Dermatomyositis occurs infrequently, with an incidence probably less than 1 per 300,000 per year. It is characterised by an intramuscular microangiopathy mediated by a complement membrane attack complex. There is a loss of muscle capillaries, muscle ischaemia, muscle-fibre necrosis and perifascicular atrophy.

There is an unmistakable rash with purplish appearance on the eyelids, cheeks and light exposed areas. A rash is often seen on the extensor surfaces of knees, elbows and knuckles, and this becomes scaly.

Treatment is usually with steroids, but cytotoxic drugs and immunosuppressants are also added. Many patients do not respond to this treatment and remain physically disabled.

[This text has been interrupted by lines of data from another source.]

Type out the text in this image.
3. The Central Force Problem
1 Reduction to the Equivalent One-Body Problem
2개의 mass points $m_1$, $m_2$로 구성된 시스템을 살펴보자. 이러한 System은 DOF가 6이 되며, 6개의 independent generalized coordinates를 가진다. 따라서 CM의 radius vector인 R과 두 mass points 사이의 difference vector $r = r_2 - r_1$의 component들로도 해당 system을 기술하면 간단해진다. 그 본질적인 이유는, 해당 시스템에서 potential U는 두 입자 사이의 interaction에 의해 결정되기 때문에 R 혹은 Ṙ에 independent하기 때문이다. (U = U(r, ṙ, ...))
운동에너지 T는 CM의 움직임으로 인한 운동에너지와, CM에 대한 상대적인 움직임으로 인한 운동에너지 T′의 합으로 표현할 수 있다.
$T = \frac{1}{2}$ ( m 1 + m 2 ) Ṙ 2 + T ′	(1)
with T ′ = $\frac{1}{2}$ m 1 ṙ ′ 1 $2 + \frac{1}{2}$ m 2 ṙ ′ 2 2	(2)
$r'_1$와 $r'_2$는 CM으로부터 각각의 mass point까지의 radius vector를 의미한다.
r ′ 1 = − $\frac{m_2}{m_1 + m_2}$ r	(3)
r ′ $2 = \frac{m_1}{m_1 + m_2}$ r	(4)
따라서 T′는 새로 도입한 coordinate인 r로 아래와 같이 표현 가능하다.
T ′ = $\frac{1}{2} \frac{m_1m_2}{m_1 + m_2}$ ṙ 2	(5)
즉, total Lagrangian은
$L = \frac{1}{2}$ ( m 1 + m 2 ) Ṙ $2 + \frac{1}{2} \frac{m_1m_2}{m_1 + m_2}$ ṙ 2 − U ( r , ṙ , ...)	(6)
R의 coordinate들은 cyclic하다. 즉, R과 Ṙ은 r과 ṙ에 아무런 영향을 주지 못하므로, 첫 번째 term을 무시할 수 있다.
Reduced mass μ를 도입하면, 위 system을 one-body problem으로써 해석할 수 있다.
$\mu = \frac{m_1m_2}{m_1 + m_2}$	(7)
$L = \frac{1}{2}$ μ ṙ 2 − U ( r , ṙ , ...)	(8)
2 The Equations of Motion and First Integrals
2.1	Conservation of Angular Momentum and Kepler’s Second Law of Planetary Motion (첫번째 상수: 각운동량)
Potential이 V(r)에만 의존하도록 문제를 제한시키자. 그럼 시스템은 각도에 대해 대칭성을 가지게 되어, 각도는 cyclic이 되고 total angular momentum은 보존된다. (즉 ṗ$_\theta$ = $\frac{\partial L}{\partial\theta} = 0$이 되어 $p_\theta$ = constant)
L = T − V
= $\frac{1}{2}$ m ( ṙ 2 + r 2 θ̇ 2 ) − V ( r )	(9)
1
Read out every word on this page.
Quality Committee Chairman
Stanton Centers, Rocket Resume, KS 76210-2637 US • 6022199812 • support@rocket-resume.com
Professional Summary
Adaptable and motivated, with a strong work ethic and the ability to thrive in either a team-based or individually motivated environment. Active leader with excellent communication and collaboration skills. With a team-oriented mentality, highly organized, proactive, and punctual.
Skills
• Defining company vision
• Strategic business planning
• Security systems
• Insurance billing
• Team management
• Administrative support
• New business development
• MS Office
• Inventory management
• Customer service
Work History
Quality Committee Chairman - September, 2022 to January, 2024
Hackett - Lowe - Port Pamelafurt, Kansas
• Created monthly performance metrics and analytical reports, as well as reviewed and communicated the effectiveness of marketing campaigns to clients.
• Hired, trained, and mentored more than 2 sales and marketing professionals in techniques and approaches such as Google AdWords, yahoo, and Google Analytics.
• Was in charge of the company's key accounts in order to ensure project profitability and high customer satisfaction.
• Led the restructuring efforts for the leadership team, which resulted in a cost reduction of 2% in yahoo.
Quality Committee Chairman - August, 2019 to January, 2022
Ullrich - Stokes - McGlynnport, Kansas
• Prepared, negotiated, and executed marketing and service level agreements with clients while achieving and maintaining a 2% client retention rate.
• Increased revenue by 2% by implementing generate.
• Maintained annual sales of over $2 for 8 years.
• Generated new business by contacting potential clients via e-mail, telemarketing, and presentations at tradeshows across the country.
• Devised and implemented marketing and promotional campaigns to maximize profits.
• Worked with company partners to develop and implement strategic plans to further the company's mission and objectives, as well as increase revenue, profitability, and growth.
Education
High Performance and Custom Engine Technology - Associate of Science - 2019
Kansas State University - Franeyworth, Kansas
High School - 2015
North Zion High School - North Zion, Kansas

RCT shows startling results

A very well conducted double-blind placebo-controlled randomised control trial of high dose immune globulin has shown that it is an effective treatment. The study from the NIH in Bethesda looked at fifteen patients with therapy resistant dermatomyositis. Patients were block randomised to immune globulin infusion or placebo by disease severity, and they continued on their normal therapy during the study. Immune globulin was infused at 2g/kg body weight, with one infusion each month.

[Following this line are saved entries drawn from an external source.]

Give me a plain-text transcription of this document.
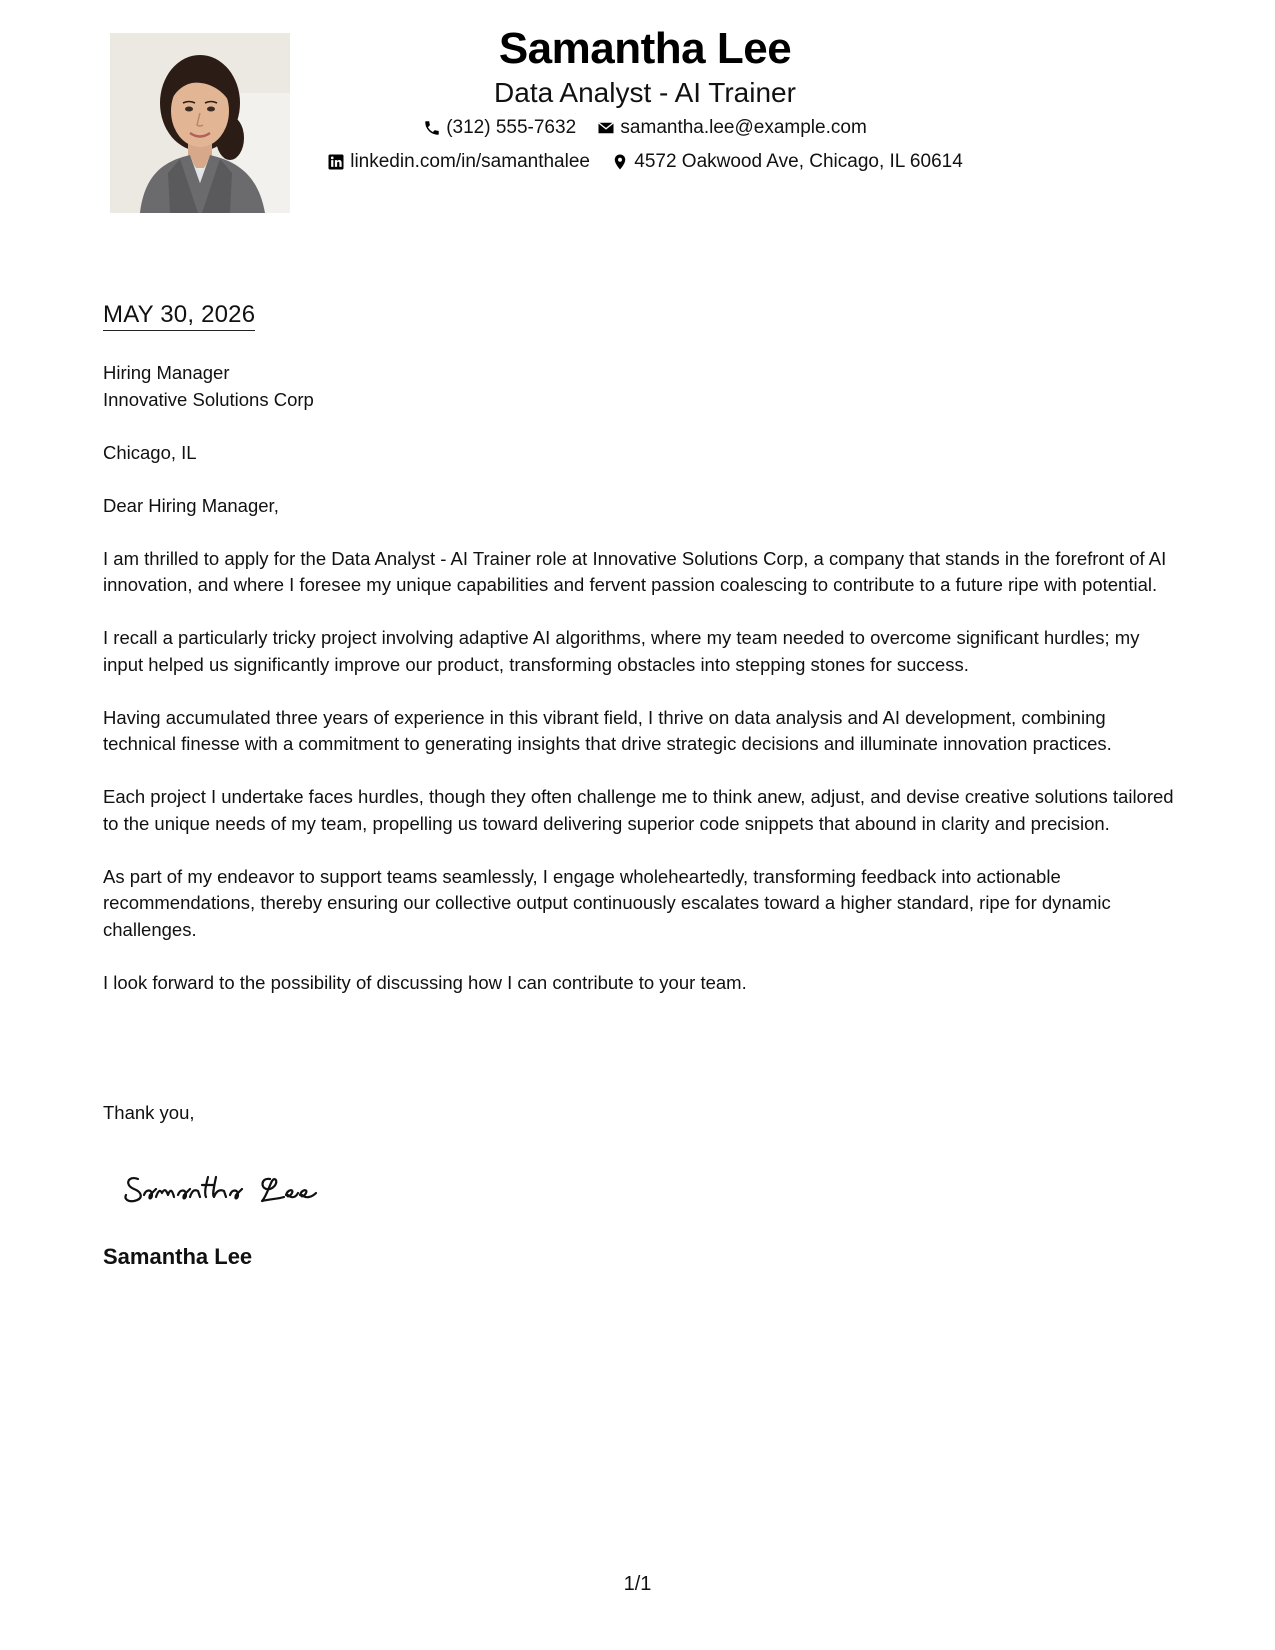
Samantha Lee
Data Analyst - AI Trainer
(312) 555-7632
samantha.lee@example.com
linkedin.com/in/samanthalee
4572 Oakwood Ave, Chicago, IL 60614
MAY 30, 2026

Hiring Manager
Innovative Solutions Corp

Chicago, IL

Dear Hiring Manager,

I am thrilled to apply for the Data Analyst - AI Trainer role at Innovative Solutions Corp, a company that stands in the forefront of AI innovation, and where I foresee my unique capabilities and fervent passion coalescing to contribute to a future ripe with potential.

I recall a particularly tricky project involving adaptive AI algorithms, where my team needed to overcome significant hurdles; my input helped us significantly improve our product, transforming obstacles into stepping stones for success.

Having accumulated three years of experience in this vibrant field, I thrive on data analysis and AI development, combining technical finesse with a commitment to generating insights that drive strategic decisions and illuminate innovation practices.

Each project I undertake faces hurdles, though they often challenge me to think anew, adjust, and devise creative solutions tailored to the unique needs of my team, propelling us toward delivering superior code snippets that abound in clarity and precision.

As part of my endeavor to support teams seamlessly, I engage wholeheartedly, transforming feedback into actionable recommendations, thereby ensuring our collective output continuously escalates toward a higher standard, ripe for dynamic challenges.

I look forward to the possibility of discussing how I can contribute to your team.

Thank you,
Samantha Lee
1/1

Treatment was for three months, followed by cross-over after a one month washout. Patients were followed for three months after the end of the study before codes were broken.

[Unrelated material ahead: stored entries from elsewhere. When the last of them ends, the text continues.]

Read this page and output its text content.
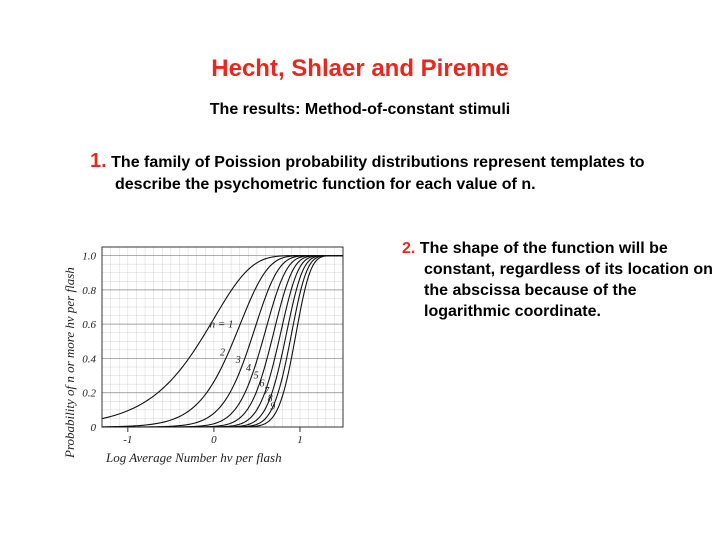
Hecht, Shlaer and Pirenne
The results: Method-of-constant stimuli
1. The family of Poission probability distributions represent templates to describe the psychometric function for each value of n.
2. The shape of the function will be constant, regardless of its location on the abscissa because of the logarithmic coordinate.
0
0.2
0.4
0.6
0.8
1.0
-1	0	1
2
3
4
5
6
7
8
9
n = 1
Probability of n or more hν per flash Log Average Number hν per flash
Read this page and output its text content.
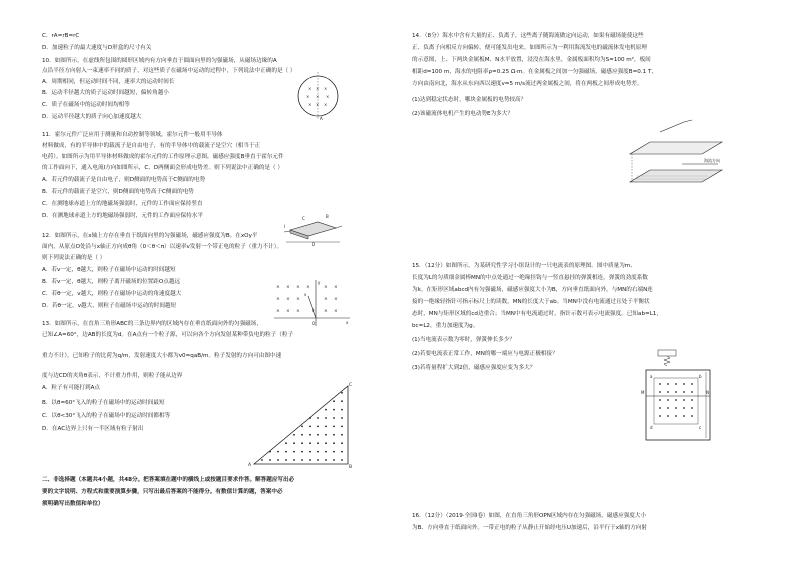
C．rA=rB=rC
D．加速粒子的最大速度与D形盒的尺寸有关
10．如图所示，在虚线所包围的圆形区域内有方向垂直于圆面向里的匀强磁场，从磁场边缘的A
点沿半径方向射入一束速率不同的质子，对这些质子在磁场中运动的过程中，下列说法中正确的是（ ）
A．周期相同，但运动时间不同，速率大的运动时间长
B．运动半径越大的质子运动时间越短，偏转角越小
C．质子在磁场中的运动时间均相等
D．运动半径越大的质子向心加速度越大
11．霍尔元件广泛应用于测量和自动控制等领域，霍尔元件一般用半导体
材料做成，有的半导体中的载流子是自由电子，有的半导体中的载流子是空穴（相当于正
电荷）。如图所示为用半导体材料做成的霍尔元件的工作原理示意图，磁感应强度B垂直于霍尔元件
的工作面向下，通入电流I方向如图所示，C、D两侧面会形成电势差。则下列说法中正确的是（ ）
A．若元件的载流子是自由电子，则D侧面的电势高于C侧面的电势
B．若元件的载流子是空穴，则D侧面的电势高于C侧面的电势
C．在测地球赤道上方的地磁场强弱时，元件的工作面应保持竖直
D．在测地球赤道上方的地磁场强弱时，元件的工作面应保持水平
12．如图所示，在x轴上方存在垂直于纸面向里的匀强磁场，磁感应强度为B。在xOy平
面内，从原点O处沿与x轴正方向成θ角（0＜θ＜π）以速率v发射一个带正电的粒子（重力不计）。
则下列说法正确的是（ ）
A．若v一定，θ越大，则粒子在磁场中运动的时间越短
B．若v一定，θ越大，则粒子离开磁场的位置距O点越远
C．若θ一定，v越大，则粒子在磁场中运动的角速度越大
D．若θ一定，v越大，则粒子在磁场中运动的时间越短
13．如图所示，在直角三角形ABC的三条边界内的区域内存在垂直纸面向外的匀强磁场，
已知∠A=60°，边AB的长度为d。在A点有一个粒子源，可以向各个方向发射某种带负电的粒子（粒子
重力不计），已知粒子的比荷为q/m，发射速度大小都为v0=qaB/m。粒子发射的方向可由图中速
度与边CD的夹角θ表示，不计重力作用，则粒子能从边界
A．粒子有可能打到A点
B．以θ=60°飞入的粒子在磁场中的运动时间最短
C．以θ<30°飞入的粒子在磁场中的运动时间都相等
D．在AC边界上只有一半区域有粒子射出
二、非选择题（本题共4小题，共48分。把答案填在题中的横线上或按题目要求作答。解答题应写出必
要的文字说明、方程式和重要演算步骤，只写出最后答案的不能得分。有数值计算的题，答案中必
须明确写出数值和单位）
× × ×
× × ×
× × ×
A
C
D
I
B
× × × ×	× ×
× × ×	× ×
× × ×	× ×
y
x
O
θ
v
A	B
C
14．（8分）海水中含有大量的正、负离子，这些离子随海流做定向运动，如果有磁场能使这些
正、负离子向相反方向偏转，便可能发出电来。如图所示为一利用海流发电的磁流体发电机原理
的示意图，上、下两块金属板M、N水平放置，浸没在海水里，金属板面积均为S=100 m²，板间
相距d=100 m，海水的电阻率ρ=0.25 Ω·m。在金属板之间加一匀强磁场，磁感应强度B=0.1 T，
方向由南向北，海水从东向西以速度v=5 m/s流过两金属板之间，将在两板之间形成电势差。
(1)达到稳定状态时，哪块金属板的电势较高？
(2)该磁流体电机产生的电动势E为多大？
15．（12分）如图所示，为某研究性学习小组设计的一只电流表的原理图。图中质量为m、
长度为L的匀质细金属棒MN的中点处通过一绝缘挂钩与一竖直悬挂的弹簧相连，弹簧的劲度系数
为k。在矩形区域abcd内有匀强磁场，磁感应强度大小为B，方向垂直纸面向外。与MN的右端N连
接的一绝缘轻指针可指示标尺上的读数，MN的长度大于ab。当MN中没有电流通过且处于平衡状
态时，MN与矩形区域的cd边重合；当MN中有电流通过时，指针示数可表示电流强度。已知ab=L1，
bc=L2，重力加速度为g。
(1)当电流表示数为零时，弹簧伸长多少？
(2)若要电流表正常工作，MN的哪一端应与电源正极相接？
(3)若将量程扩大到2倍，磁感应强度应变为多大？
16．（12分）（2019·全国Ⅰ卷）如图，在直角三角形OPN区域内存在匀强磁场，磁感应强度大小
为B、方向垂直于纸面向外。一带正电的粒子从静止开始经电压U加速后，沿平行于x轴的方向射
海流方向
M	N
a	b
c
d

Response was assessed by neuromuscular symptom scale, the ADL scale, a scale to measure muscle strength and repeated muscle biopsies.

The results were excellent. Of 12 patients treated with immune globulin, 9 had major improvements, 2 had mild improvement and only one had no change. Placebo had no such effect. No unwanted effects were reported with immune globulin infusion.

Muscle biopsies after immune globulin treatment showed an increase in the diameter of muscle fibres, and regenerating muscle fibres became sparse. There was an increase in the number of capillaries and decrease in their diameter, and the ratio of muscle fibres to capillaries returned almost to normal.

Patients back to normal

Perhaps the simplest way of conveying a complex set of objective scale results is to quote from the paper: Speaking of five patients with severe muscle weakness the authors said that "these patients had not felt so strong since the onset of their disease .....Those using wheelchairs were able to get up, run, climb stairs and behave normally."

After the study patients actively sought to obtain continued immune globulin treatment. Six managed to obtain it, and require an infusion approximately every six weeks.

High dose infused immune globulin was effective in treating therapy-resistant dermatomyositis. Patients who were previously disabled returned to normal life.

Cost implications

Treatment for an individual patient at 2g immune globulin every six weeks would be expensive - approaching £20,000 per year. There are very few patients, however. That can, however, be balanced by reduction in other drugs, some, of which are expensive. In addition, the very significant reduction in disability in these patients, enabling many to lead normal lives, would have concomitant economic benefits.


Dalakas et al. New England Journal of Medicine 1993 329: 1993-2000.

Questions to be Answered

Q: What need is met by this treatment?
A: Disabled patients with dermatomyositis can be returned to normal life.
Q: What happens at present?
A: Patients are treated with steroids, immunosuppressant and cytotoxic drugs. Many do not respond.
Q: How does the treatment improve effectiveness?
A: Patients resistant to standard therapy can achieve normal life. Intravenous immune globulin therapy can be given at home.
Q: What is the capital cost?
A: None.
Q: What is the treatment cost per case?
A: About £20,000 per year.
Q: Will this increase the total cost of care?
A: Not known. There is a balance between high cost of immune globulin treatment, to be offset against reduced cytotoxic and immunosuppressant drugs, as well as reduced care costs and the economic benefits of returning a disabled patient to health.

Advice to purchasers

  • Will increase quality and effectiveness.
  • Will probably increase total costs.
  • Should consider inclusion in specification for intravenous immune globulins for as part of longer term development of clinical immunology services.